Then, in 2014, I was contacted by a Cypriot living in London who was infuriated that the administration of his late aunts' estate had cost small fortune by the lawyer.

With the aid of a London firm of barristers he took the case to the European Court who ruled that the Minimum Fee Regulations were anti-competitive and the Cyprus Bar Association abolished the Minimum Fee Regulations and the Advocates Law was changed. (See Lawyers minimum fees in the bin.)

I don't know if the above will help your case, the change in the law may have come too late. But for other people considering appointing their lawyer to administer their estate:

*As the Minimum Fee Regulations have been consigned to the litter bin, anyone wishing to engage the services of a lawyer in Cyprus to draw up their Will, act as their Power of Attorney, administer their estate, etc., etc. can shop around and get competitive written quotations for the work.
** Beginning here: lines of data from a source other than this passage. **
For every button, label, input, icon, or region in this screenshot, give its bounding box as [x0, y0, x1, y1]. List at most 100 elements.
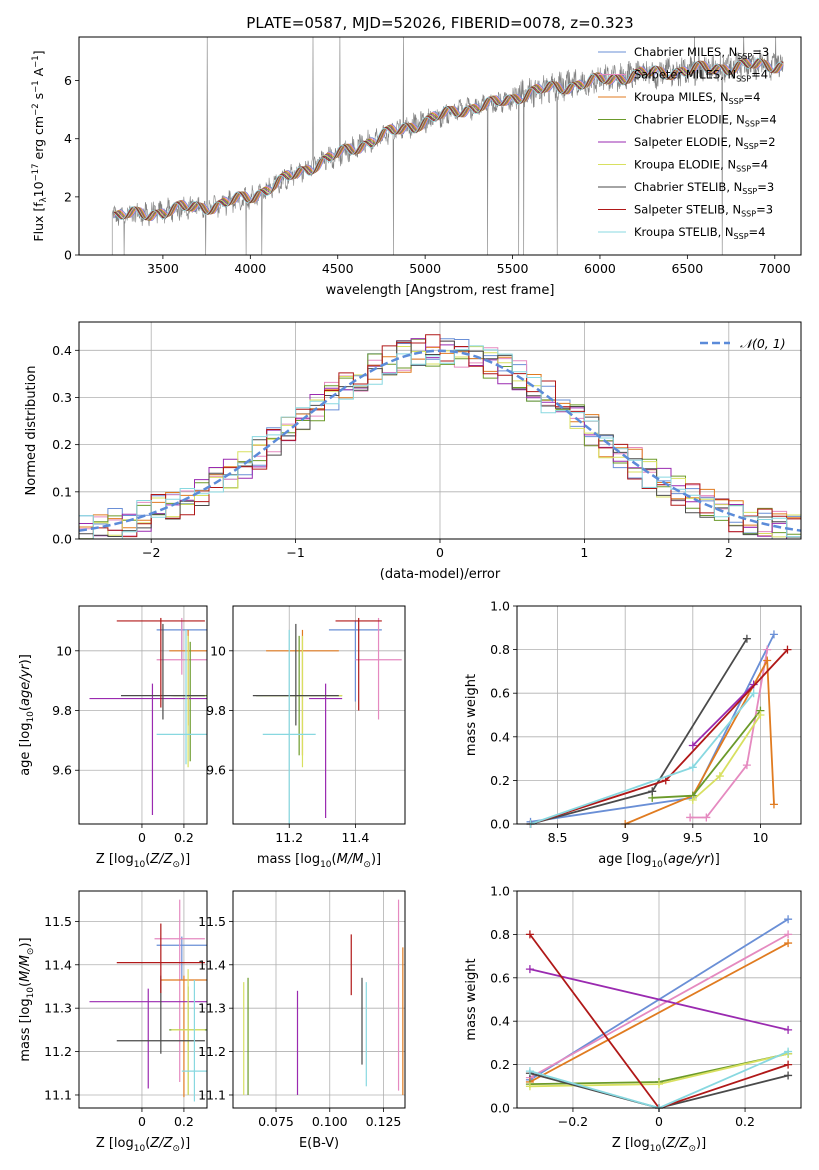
mass-weight-point — [688, 796, 697, 805]
y-tick-label: 0.2 — [52, 437, 72, 452]
y-tick-label: 0.4 — [490, 1014, 510, 1029]
x-axis-label: wavelength [Angstrom, rest frame] — [326, 283, 555, 298]
age-vs-mass-plot: 11.2 11.4 9.6 9.8 10 mass [log10(M/M⊙)] — [206, 605, 406, 870]
y-tick-label: 0.8 — [490, 927, 510, 942]
legend-label: Chabrier MILES, NSSP=3 — [634, 45, 769, 61]
y-tick-label: 11.4 — [198, 957, 226, 972]
y-tick-label: 11.2 — [198, 1044, 226, 1059]
y-tick-label: 0.6 — [490, 970, 510, 985]
model-spectrum-line — [113, 58, 784, 220]
x-axis-label: (data-model)/error — [380, 567, 501, 582]
normal-distribution-curve — [78, 349, 802, 532]
mass-weight-point — [702, 813, 711, 822]
y-tick-label: 11.1 — [44, 1087, 72, 1102]
mass-weight-point — [783, 645, 792, 654]
y-tick-label: 9.6 — [52, 763, 72, 778]
y-tick-label: 10 — [56, 643, 72, 658]
y-tick-label: 0.3 — [52, 390, 72, 405]
y-axis-label: mass weight — [464, 674, 479, 756]
x-tick-label: 0 — [436, 545, 444, 560]
x-tick-label: −2 — [142, 545, 160, 560]
y-axis-label: age [log10(age/yr)] — [18, 654, 36, 776]
mass-weight-point — [784, 1025, 793, 1034]
y-axis-label: mass [log10(M/M⊙)] — [18, 937, 36, 1061]
axes-frame — [78, 36, 802, 256]
mass-weight-line — [690, 649, 769, 819]
x-tick-label: 0.2 — [735, 1114, 755, 1129]
x-tick-label: 10 — [752, 830, 768, 845]
legend-label: Kroupa STELIB, NSSP=4 — [634, 225, 765, 241]
mass-weight-point — [769, 630, 778, 639]
mass-vs-ebv-plot: 0.075 0.100 0.125 11.1 11.2 11.3 11.4 11.5 E(B-V… — [198, 890, 406, 1151]
mass-weight-point — [756, 711, 765, 719]
model-spectrum-line — [113, 57, 784, 221]
mass-weight-point — [688, 763, 697, 772]
legend-label: Salpeter MILES, NSSP=4 — [634, 68, 768, 84]
y-tick-label: 11.2 — [44, 1044, 72, 1059]
x-tick-label: 0.075 — [258, 1114, 294, 1129]
y-tick-label: 9.8 — [52, 703, 72, 718]
mass-weight-line — [529, 942, 789, 1083]
mass-weight-point — [763, 645, 772, 654]
x-tick-label: 0.2 — [174, 1114, 194, 1129]
y-axis-label: Normed distribution — [24, 366, 39, 496]
y-tick-label: 9.8 — [206, 703, 226, 718]
model-spectrum-line — [114, 58, 784, 221]
mass-weight-point — [742, 761, 751, 770]
mass-weight-point — [784, 1060, 793, 1069]
x-tick-label: −1 — [286, 545, 304, 560]
x-tick-label: 9.5 — [683, 830, 703, 845]
x-tick-label: 0.2 — [174, 830, 194, 845]
spectrum-plot: 3500 4000 4500 5000 5500 6000 6500 7000 0 2 4 6 wave… — [31, 36, 802, 298]
legend-label: Salpeter ELODIE, NSSP=2 — [634, 135, 776, 151]
x-axis-label: Z [log10(Z/Z⊙)] — [96, 1136, 190, 1154]
x-tick-label: 9 — [621, 830, 629, 845]
x-axis-label: mass [log10(M/M⊙)] — [257, 852, 381, 870]
mass-weight-point — [686, 813, 695, 822]
x-tick-label: 7000 — [759, 261, 791, 276]
y-axis-label: Flux [fλ10−17 erg cm−2 s−1 A−1] — [31, 50, 49, 241]
x-tick-label: 0 — [138, 1114, 146, 1129]
y-tick-label: 1.0 — [490, 884, 510, 899]
x-tick-label: 11.2 — [275, 830, 303, 845]
y-tick-label: 0.0 — [490, 817, 510, 832]
y-tick-label: 11.5 — [198, 914, 226, 929]
mass-weight-point — [648, 787, 657, 796]
mass-weight-point — [655, 1080, 663, 1089]
x-tick-label: 0 — [655, 1114, 663, 1129]
y-tick-label: 4 — [64, 131, 72, 146]
y-axis-label: mass weight — [464, 958, 479, 1040]
mass-weight-point — [742, 634, 751, 643]
mass-weight-point — [784, 930, 793, 939]
residuals-plot: −2 −1 0 1 2 0.0 0.1 0.2 0.3 0.4 (data-model)/error… — [24, 321, 802, 582]
y-tick-label: 10 — [210, 643, 226, 658]
mass-weight-point — [769, 800, 778, 809]
y-tick-label: 11.1 — [198, 1087, 226, 1102]
legend-label: Chabrier STELIB, NSSP=3 — [634, 180, 774, 196]
y-tick-label: 0.8 — [490, 642, 510, 657]
y-tick-label: 0.6 — [490, 686, 510, 701]
mass-weight-line — [529, 933, 789, 1079]
y-tick-label: 6 — [64, 73, 72, 88]
x-tick-label: 2 — [725, 545, 733, 560]
y-tick-label: 11.4 — [44, 957, 72, 972]
x-tick-label: 5000 — [409, 261, 441, 276]
axes-frame — [78, 605, 208, 825]
mass-weight-line — [624, 657, 775, 825]
mass-weight-point — [525, 1067, 534, 1076]
y-tick-label: 0.0 — [490, 1101, 510, 1116]
axes-frame — [78, 890, 208, 1109]
y-tick-label: 2 — [64, 189, 72, 204]
x-tick-label: 8.5 — [548, 830, 568, 845]
x-axis-label: age [log10(age/yr)] — [598, 852, 720, 870]
y-tick-label: 0.4 — [52, 343, 72, 358]
x-tick-label: 0.100 — [312, 1114, 348, 1129]
age-vs-Z-plot: 0 0.2 9.6 9.8 10 Z [log10(Z/Z⊙)] age [log10(ag… — [18, 605, 208, 870]
mass-weight-vs-Z-plot: −0.2 0 0.2 0.0 0.2 0.4 0.6 0.8 1.0 Z [log10(Z/Z⊙)… — [464, 884, 802, 1154]
axes-frame — [232, 890, 406, 1109]
mass-weight-point — [688, 741, 697, 750]
x-tick-label: 11.4 — [341, 830, 369, 845]
y-tick-label: 0 — [64, 248, 72, 263]
axes-frame — [232, 605, 406, 825]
It is also vital that if the work involves the administration of the estate the agreed fee is written into the Will.*

Regards,


----------



## BanjoP (Jun 8, 2017)

Thank you Nigel.


----------



## GSmith (Nov 9, 2015)

This sounds very familiar, send me a PM with the name of the lawyer.


----------



## GSmith (Nov 9, 2015)

This sounds very familiar, send me a PM with the name of the Lawyer


----------



## nhowarth (Dec 6, 2017)

Hi Garry - unfortunately this is all too familiar!


----------



## Bluewhale (Feb 4, 2016)

Hi,

I have a similar situation however there is nothing written into the will that says the advisor who drafted the will is name as administrator, so I have more flexibility than the OP.

The relationship with the advisor has been somewhat strained at times but by agreement they are proceeding with obtaining probate. I have possession of the will and am named as the executor.

However, since I do not live in Cyprus I have appointed a separate solicitor to act as administrator. They are basically just checking and signing documents prepared by the advisor and they have given me a reasonable outline of how much this is likely to cost, though not a definite quote.

Should I be worried about anything?


----------



## nhowarth (Dec 6, 2017)

Hi Bluewhale

You seem to have covered everything, but the proof of the pudding...

Probate can take quite some time here - up to a year. And as the courts are still not fully functioning, it may take longer.

Regards,


----------